The Chancellor spoke for a little over an hour this afternoon, but the big property market show was saved for near the end and included more than a couple of eyebrow raisers!
Apart from the promises to double the Housing Budget to £2 billion per annum there was the already public plans to build 400,000 new affordable homes from a combination of previously announced policies.
Most will come from the Starter Homes initiative, which involves new homes being sold to first time buyers at a 20% discount, whilst 135,000 are earmarked from a new Help To Buy: Shared Ownership scheme. The Chancellor pledged to remove restrictions on “who can buy them, who can build them and who they can be sold on to”.
Help To Buy was also pushed in another guise directed at the Capital, with the cunningly named “London Help To Buy”. Here, those with a 5% deposit could qualify for a government loan of up to 40% of the value of a new build home! The loan will be interest free for 5 years and can be used in conjunction with the new Help To Buy ISA launching on December 1st.
So whilst the Help To Buy family is well and truly growing, the prospects for the Buy To Let market took an interesting turn in the biggest shock news of the day, (the tax credit U-turn was half expected).
For those purchasing a Buy To Let or second property from 1st April 2016, there will now be an ADDITIONAL 3% stamp duty charge; yes, that is 3% ABOVE the current SDLT rates.
We knew that the Chancellor had the Buy To let mortgage market in his cross-hairs and this latest action could be seen as an all-out declaration of war on landlords.
The devil will be in the detail to follow, but with landlords still reeling from recent changes to tax relief, there will be further concerns over the viability of this sector in the future. It looks like Corporate investors and institutions will be exempt from this, but this is all to be confirmed. Will we see even more call for loans in limited company names?
Whilst it is all very well to want to help first time buyers who are struggling to get on the housing ladder by removing a section of the competition, it is important to note that the private rental sector does play an important part in the housing market and the Government needs to tread carefully to ensure that a sudden flight of landlords does not cause as many issues as they hope to solve.

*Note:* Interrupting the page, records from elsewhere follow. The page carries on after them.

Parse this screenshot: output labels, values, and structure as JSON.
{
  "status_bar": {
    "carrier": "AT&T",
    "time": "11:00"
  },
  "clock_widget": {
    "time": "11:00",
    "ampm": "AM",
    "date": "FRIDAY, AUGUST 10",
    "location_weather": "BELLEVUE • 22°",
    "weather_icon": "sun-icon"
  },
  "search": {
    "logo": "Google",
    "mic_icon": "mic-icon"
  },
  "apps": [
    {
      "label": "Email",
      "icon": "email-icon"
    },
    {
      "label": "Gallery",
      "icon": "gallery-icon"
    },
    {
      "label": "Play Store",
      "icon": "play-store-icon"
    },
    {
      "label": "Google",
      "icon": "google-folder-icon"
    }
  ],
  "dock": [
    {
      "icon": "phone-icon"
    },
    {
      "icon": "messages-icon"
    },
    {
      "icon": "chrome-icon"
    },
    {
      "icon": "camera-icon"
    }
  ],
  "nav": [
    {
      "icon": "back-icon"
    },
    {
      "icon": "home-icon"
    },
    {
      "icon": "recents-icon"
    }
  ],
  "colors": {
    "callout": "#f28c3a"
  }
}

All in all an interesting time where Housing is concerned and there will be much discussion and dissection of the policies over the coming days. Whether you think this is all positive or negative will of course depend very much on whether you are a first time buyer or a landlord, but at least housing is finally getting the important political positioning it needs.
We continue to campaign for a stable housing market, with increased stock and a sustainable long-term plan to ensure that the owner-occupier, private rental and social housing sectors are vibrant, affordable and offer a real choice to those needing a home.